Oleh: Dr. Adian Husaini
DALAM beberapa hari belakangan, ada sejumlah SMS yang masuk ke HP saya.
Isinya, meminta saya mengkaji sebuah buku berjudul Satu Tuhan Banyak Agama,
Pandangan Sufistik Ibn ‘Arabi, Rumi dan al-Jili, (Mizan, 2011). Rabu
(19/10/2011), saya baru sempat mencari buku ini di sebuah toko buku.
Setelah membaca dengan seksama, saya segera berusaha memberikan sejumlah
ulasan berikut ini.
Dari segi penampilan luar, buku karya Dr. Media Zainul Bahri (dosen
Fakultas Ushuluddin dan Filsafat UIN Jakarta) tampak berwibawa, dengan tebal
500 halaman lebih. Ada pengantar dari Rektor UIN Jakarta, Prof. Komaruddin
Hidayat dan juga pujian dari Prof. Kautsar Azhari Noer, guru besar Perbandingan
Agama, UIN Jakarta. Dengan tampilan semacam itu, wajar jika orang menyangka
bahwa buku ini berbobot ilmiah yang tinggi. Apalagi, ini juga disertasi doktor
di UIN Jakarta.
Tentu, usaha penulis buku ini dalam mengkaji pemikiran-pemikiran tiga tokoh
sufi tersebut perlu diberikan apresiasi. Harapannya, ke depan, makin terbuka
kajian-kajian semacam ini yang lebih serius dan lebih Islami. Akan tetapi,
sebagai karya terbuka, tentu buku ini wajib dikaji secara kritis. Berikut ini
catatan kritis untuk buku ini:
Pertama, buku ini mengambil konsep Pluralisme, Perenialisme dan Kesatuan
Transendensi Agama-agama/KTAA (Transcendent Unity of Religions) sebagai dasar
analisis. Pemikiran tiga tokoh sufi dianalisis dari konsep ini. Tidak ada
catatan kritis apa pun terhadap konsep KTAA tersebut.

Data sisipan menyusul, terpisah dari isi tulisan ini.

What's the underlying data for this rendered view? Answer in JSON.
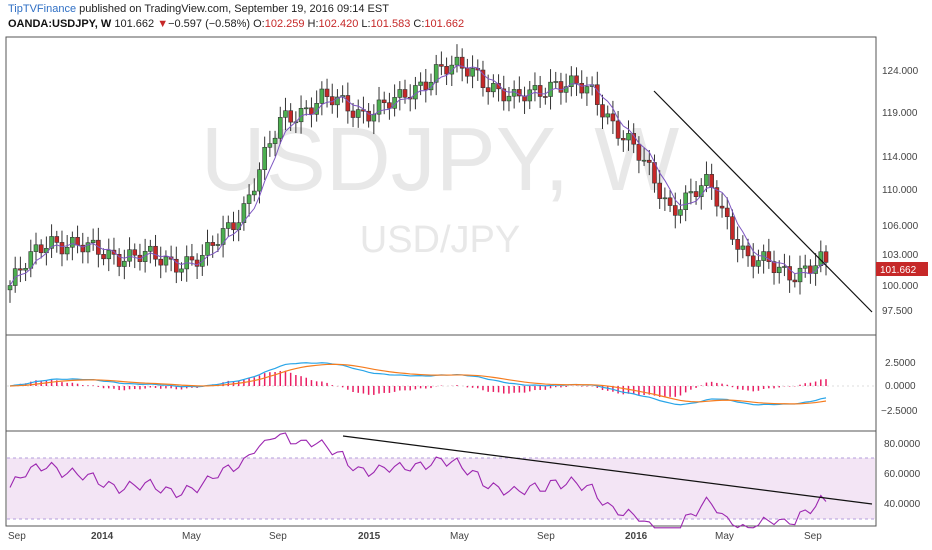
{
  "header": {
    "brand": "TipTVFinance",
    "published": " published on TradingView.com, September 19, 2016 09:14 EST",
    "symbol": "OANDA:USDJPY, W",
    "last": "101.662",
    "change_arrow": "▼",
    "change": "−0.597 (−0.58%)",
    "o_label": "O:",
    "o_value": "102.259",
    "h_label": "H:",
    "h_value": "102.420",
    "l_label": "L:",
    "l_value": "101.583",
    "c_label": "C:",
    "c_value": "101.662"
  },
  "watermark": {
    "large": "USDJPY, W",
    "small": "USD/JPY"
  },
  "colors": {
    "up": "#4caf50",
    "down": "#c62828",
    "ma_fast": "#7e57c2",
    "macd": "#29a5e8",
    "signal": "#f57c1f",
    "hist": "#e91e63",
    "rsi": "#9c27b0",
    "rsi_band": "#f3e5f5"
  },
  "chart_data": [
    {
      "type": "candlestick",
      "panel": "price",
      "price_axis": {
        "ticks": [
          124.0,
          119.0,
          114.0,
          110.0,
          106.0,
          103.0,
          100.0,
          97.5
        ],
        "tick_labels": [
          "124.000",
          "119.000",
          "114.000",
          "110.000",
          "106.000",
          "103.000",
          "100.000",
          "97.500"
        ]
      },
      "last_price_label": "101.662",
      "x_tick_labels": [
        "Sep",
        "2014",
        "May",
        "Sep",
        "2015",
        "May",
        "Sep",
        "2016",
        "May",
        "Sep"
      ],
      "approx_close_path": [
        {
          "t": "Sep 2013",
          "close": 99.0
        },
        {
          "t": "Dec 2013",
          "close": 104.5
        },
        {
          "t": "Jan 2014",
          "close": 103.0
        },
        {
          "t": "Mar 2014",
          "close": 102.5
        },
        {
          "t": "May 2014",
          "close": 101.8
        },
        {
          "t": "Aug 2014",
          "close": 102.0
        },
        {
          "t": "Oct 2014",
          "close": 108.0
        },
        {
          "t": "Nov 2014",
          "close": 118.0
        },
        {
          "t": "Dec 2014",
          "close": 120.5
        },
        {
          "t": "Feb 2015",
          "close": 119.0
        },
        {
          "t": "Apr 2015",
          "close": 120.0
        },
        {
          "t": "Jun 2015",
          "close": 124.0
        },
        {
          "t": "Aug 2015",
          "close": 123.5
        },
        {
          "t": "Sep 2015",
          "close": 120.0
        },
        {
          "t": "Nov 2015",
          "close": 122.5
        },
        {
          "t": "Dec 2015",
          "close": 121.0
        },
        {
          "t": "Feb 2016",
          "close": 115.0
        },
        {
          "t": "Apr 2016",
          "close": 108.0
        },
        {
          "t": "May 2016",
          "close": 110.5
        },
        {
          "t": "Jun 2016",
          "close": 102.0
        },
        {
          "t": "Aug 2016",
          "close": 100.5
        },
        {
          "t": "Sep 2016",
          "close": 101.662
        }
      ],
      "trendline": {
        "start": {
          "t": "Dec 2015",
          "value": 121.5
        },
        "end": {
          "t": "Sep 2016",
          "value": 101.0
        }
      }
    },
    {
      "type": "line",
      "panel": "macd",
      "y_ticks": [
        2.5,
        0.0,
        -2.5
      ],
      "y_tick_labels": [
        "2.5000",
        "0.0000",
        "−2.5000"
      ]
    },
    {
      "type": "line",
      "panel": "rsi",
      "y_ticks": [
        80,
        60,
        40
      ],
      "y_tick_labels": [
        "80.0000",
        "60.0000",
        "40.0000"
      ],
      "band": [
        30,
        70
      ]
    }
  ]
}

Penulis buku ini sudah meyakini kebenaran konsep tersebut dan kemudian
berusaha mencari legitimasi pada karya-karya klasik dan kontemporer dari para
ulama dan sarjana Muslim klasik dan kontemporer.
Padahal, jika ditelaah sepintas saja, kita akan menjumpai berbagai paradoks
dan kerancuan dalam pemikiran-pemikiran yang disajikan. Sebagai contoh,
tertulis: “Dalam diskursus pluralisme agama, penjelasan tentang transendensi
Ilahi ini dan bahwa setiap agama lahir dan terikat pada konteks tertentu
menjadi argumen bahwa tidak ada agama yang lebih tinggi/sempurna atas yang
lain. Semua bentuk-bentuk agama adalah sederajat, karena semuanya sedang
mewadahi ke-Mahabenaran dan ke-Mahamutlakan Tuhan.” (hal. 21).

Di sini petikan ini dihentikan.